4.  To be eligible for exemption, each foreign corporation must obtain a statement of ownership annually from each person or entity in the chain of ownership of its shares on which it relies to qualify for the exemption, signed under the penalty of perjury, identifying the individual beneficial owner of the shares and his or her residence (as described in 2 above).  These statements are to be kept in the corporation’s files and must be provided to the IRS upon request.  If there is no change in ownership, statements of ownership are valid for up to three years.
6. Contemporaneous Ownership Statements
Under the regulations, it is unlikely that a shipping company could defer the filing and record keeping requirements and still obtain the exemption by paying a modest penalty and filing late.  As described above, the regulations require the qualifying shareholders to sign ownership statements every year.  After a period of years, it may be impossible for a shipping company to obtain such statements (assuming the IRS would accept non-contemporaneous ownership statements).  In such a case, the company would not be able to obtain an exemption even though it was otherwise eligible for it.  For the taxpayer, the regulations raise the stakes for failing to make current filings, because the exemption could become unavailable due to lack of contemporaneous ownership statements.  Without an exemption, the taxpayer will have liability for the tax plus penalties and interest.

 7. Charter Provisions
A popular charter party clause requires that charterers reimburse owners for any US gross freight tax that is imposed on the owner as a result of the charterer’s ordering the vessel to the US.  Under this clause, it is impossible for the charterer to verify that the owner has actually paid (or will pay) the tax.  Moreover, it is difficult to create fair contractual provisions for such a tax reimbursement agreement.
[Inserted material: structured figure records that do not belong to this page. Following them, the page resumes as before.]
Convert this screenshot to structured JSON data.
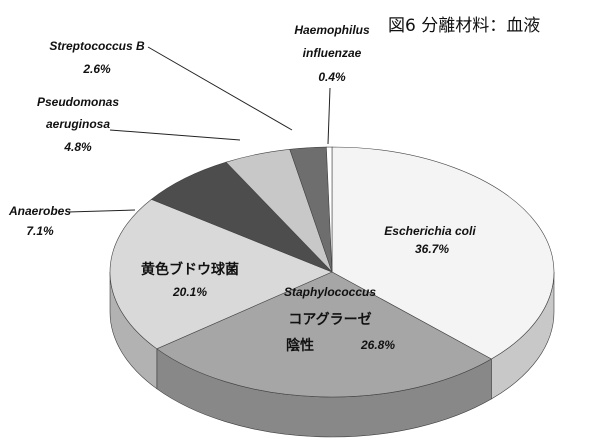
{
  "chart_data": {
    "type": "pie3d",
    "title": "図6 分離材料：血液",
    "categories": [
      [
        "Escherichia coli"
      ],
      [
        "Staphylococcus",
        "コアグラーゼ",
        "陰性"
      ],
      [
        "黄色ブドウ球菌"
      ],
      [
        "Anaerobes"
      ],
      [
        "Pseudomonas",
        "aeruginosa"
      ],
      [
        "Streptococcus B"
      ],
      [
        "Haemophilus",
        "influenzae"
      ]
    ],
    "values": [
      36.7,
      26.8,
      20.1,
      7.1,
      4.8,
      2.6,
      0.4
    ],
    "value_labels": [
      "36.7%",
      "26.8%",
      "20.1%",
      "7.1%",
      "4.8%",
      "2.6%",
      "0.4%"
    ],
    "colors": [
      "#f4f4f4",
      "#a6a6a6",
      "#d9d9d9",
      "#4d4d4d",
      "#c8c8c8",
      "#6e6e6e",
      "#ffffff"
    ]
  }
}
 Under the proposed change in reporting discussed above, if the charterer is a US taxpayer, it would be required to obtain the certificate, W8-BEN, from the owner which is then reported to the IRS (on form 1042-S).  The certificate will effectively bind the owner to either pay the tax or claim an exemption.  Thus, the charter clause could be revised to provide that the charterer will reimburse the owner for the tax only when the owner’s W-8BEN form shows that the owner will pay the tax.

            Such a revision would be workable even when the charterer is not a US taxpayer.  The regulations provide that any person, US or foreign, that makes a payment that is subject to withholding must file a form 1042-S.  When a foreign person is not subject to US jurisdiction, this requirement is not enforceable, but a voluntary filing may be made.  Whether the non-US charterer files a form 1042-S or not, a charter provision requiring that the owner provide form W8-BEN would be reasonable and would provide the parties with a better way to allocate the cost, if any, of the gross freight tax.
[1] The IRS has issued a warning about fraudsters circulating bogus forms W8-BEN attempting to obtain personal information such as one’s mother’s maiden name, passport numbers, date of birth, PIN’s and passcodes, none of which are called for in the real form.  The genuine form W8-BEN is available at www.irs.gov.  Companies should  release their W8-BEN only to those persons from whom they receive payments.
[2] FATCA is an acronym for the Foreign Account Tax Compliance Act.  The Act requires a 30% withholding on payments made to foreign financial institutions (whether as principals or intermediaries) unless the institution has agreed with the IRS to participate in certain reporting systems.  When it becomes effective, Form W8-BEN-E will be used by foreign corporations to declare exemption from withholding under several different grounds including that their foreign bank is qualified under FATCA as well as the original grounds now provided in W8-BEN.